Al Jazeera's Divya Gopalan, reporting from Hong Kong on Monday, said this was a crucial period for China.
"There were speeches on Saturday when Premier Wen said that China was ushering in a new era, and they were going to build on previous achievements and push forward with development. All very positive," she said.
"He also mentioned that China was facing a period of opening up, and much development is still needed."
Our correspondent said the big leadership change that happens once every decade will take place on November 8.
"The reason this will be particularly looked at is because China has had a period of instability, its economy has been moving in different directions," Al Jazeera's Gopalan said.
"It has shown as a lack of coherence within the Communist Party that people outside have picked up on. That came up in particular with Bo Xilai."
Bo was expelled from the party in a scandal that has embarassed the Chinese government.
He was tipped for a top position until he got caught up in a scandal involving the murder of a British businessman.

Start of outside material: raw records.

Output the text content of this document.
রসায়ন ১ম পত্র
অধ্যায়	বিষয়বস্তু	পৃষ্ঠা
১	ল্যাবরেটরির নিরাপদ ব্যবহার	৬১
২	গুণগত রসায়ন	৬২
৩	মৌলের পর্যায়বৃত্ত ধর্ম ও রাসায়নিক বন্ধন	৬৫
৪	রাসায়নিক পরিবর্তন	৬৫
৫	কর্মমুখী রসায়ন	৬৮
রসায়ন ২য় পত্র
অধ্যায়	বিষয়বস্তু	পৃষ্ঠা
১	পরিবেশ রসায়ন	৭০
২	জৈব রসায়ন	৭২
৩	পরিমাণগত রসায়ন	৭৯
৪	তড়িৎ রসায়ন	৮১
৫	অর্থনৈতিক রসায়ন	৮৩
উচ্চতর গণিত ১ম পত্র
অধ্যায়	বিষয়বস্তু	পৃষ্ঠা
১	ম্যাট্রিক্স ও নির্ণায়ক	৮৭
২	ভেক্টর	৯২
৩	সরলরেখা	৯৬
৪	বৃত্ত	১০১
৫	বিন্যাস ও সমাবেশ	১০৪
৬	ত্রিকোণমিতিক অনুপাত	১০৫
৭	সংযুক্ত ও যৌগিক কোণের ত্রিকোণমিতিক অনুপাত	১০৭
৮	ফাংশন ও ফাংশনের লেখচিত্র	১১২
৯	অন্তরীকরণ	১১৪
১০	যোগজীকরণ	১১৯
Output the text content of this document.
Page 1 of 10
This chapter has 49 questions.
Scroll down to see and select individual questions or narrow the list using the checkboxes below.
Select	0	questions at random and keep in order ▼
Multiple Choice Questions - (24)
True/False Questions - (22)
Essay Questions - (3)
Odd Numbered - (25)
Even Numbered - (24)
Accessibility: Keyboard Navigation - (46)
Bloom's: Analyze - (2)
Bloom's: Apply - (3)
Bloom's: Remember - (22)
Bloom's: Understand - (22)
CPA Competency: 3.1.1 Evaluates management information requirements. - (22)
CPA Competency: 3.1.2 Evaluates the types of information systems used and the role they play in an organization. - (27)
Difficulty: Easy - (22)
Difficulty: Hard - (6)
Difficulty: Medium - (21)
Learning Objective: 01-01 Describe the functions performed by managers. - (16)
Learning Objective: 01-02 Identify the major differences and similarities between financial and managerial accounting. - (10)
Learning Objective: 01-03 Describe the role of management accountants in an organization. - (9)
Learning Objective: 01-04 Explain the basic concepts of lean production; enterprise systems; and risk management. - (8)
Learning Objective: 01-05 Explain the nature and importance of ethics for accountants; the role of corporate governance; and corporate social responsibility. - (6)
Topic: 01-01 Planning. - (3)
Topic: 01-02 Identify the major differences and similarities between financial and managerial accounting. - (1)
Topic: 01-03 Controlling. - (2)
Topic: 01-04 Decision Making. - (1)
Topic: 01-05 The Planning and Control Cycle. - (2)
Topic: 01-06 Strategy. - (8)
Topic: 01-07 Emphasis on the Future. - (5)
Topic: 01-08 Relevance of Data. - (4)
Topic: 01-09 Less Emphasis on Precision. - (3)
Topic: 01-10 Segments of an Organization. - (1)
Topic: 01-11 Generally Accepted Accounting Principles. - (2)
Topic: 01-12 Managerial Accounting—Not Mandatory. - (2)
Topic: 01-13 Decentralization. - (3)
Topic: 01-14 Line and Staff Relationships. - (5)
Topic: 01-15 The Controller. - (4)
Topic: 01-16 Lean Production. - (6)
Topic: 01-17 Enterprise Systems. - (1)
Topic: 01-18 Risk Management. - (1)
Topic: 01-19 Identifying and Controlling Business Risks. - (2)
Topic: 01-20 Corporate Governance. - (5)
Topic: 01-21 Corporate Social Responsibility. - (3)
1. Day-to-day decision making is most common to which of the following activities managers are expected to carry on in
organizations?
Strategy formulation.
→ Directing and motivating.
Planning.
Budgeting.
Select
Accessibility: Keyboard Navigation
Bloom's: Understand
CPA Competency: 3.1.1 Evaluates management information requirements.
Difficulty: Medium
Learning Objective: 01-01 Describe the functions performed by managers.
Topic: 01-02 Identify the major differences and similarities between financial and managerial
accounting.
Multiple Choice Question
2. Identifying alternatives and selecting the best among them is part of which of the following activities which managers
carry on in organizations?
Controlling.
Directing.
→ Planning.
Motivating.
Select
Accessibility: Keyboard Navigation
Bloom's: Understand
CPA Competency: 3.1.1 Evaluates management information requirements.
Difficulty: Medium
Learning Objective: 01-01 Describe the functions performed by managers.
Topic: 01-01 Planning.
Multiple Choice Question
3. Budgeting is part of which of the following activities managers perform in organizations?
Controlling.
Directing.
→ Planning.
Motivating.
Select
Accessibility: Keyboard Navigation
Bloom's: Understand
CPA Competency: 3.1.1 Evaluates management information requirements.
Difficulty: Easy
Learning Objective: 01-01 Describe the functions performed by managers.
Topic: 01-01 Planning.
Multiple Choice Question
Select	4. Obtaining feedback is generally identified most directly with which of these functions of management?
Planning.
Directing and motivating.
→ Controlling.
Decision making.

He will now face charges for abuse of power, bribe-taking and improper relations with a number of women.
The National Day festivities are also being overshadowed by a territorial dispute with Japan over islands in the East China Sea.
Despite international pressure, both countries refuse to back down over the spat that puts into question the sovereignty of the islands known as Senkaku in Japan and Diaoyu in China.
The dispute has brought nationalism and patriotism to the fore, and sparked sometimes violent protests in China targeting Japanese businesses.
The dispute is testing perhaps the most important economic relationship in Asia, between the world's second- and third-largest economies.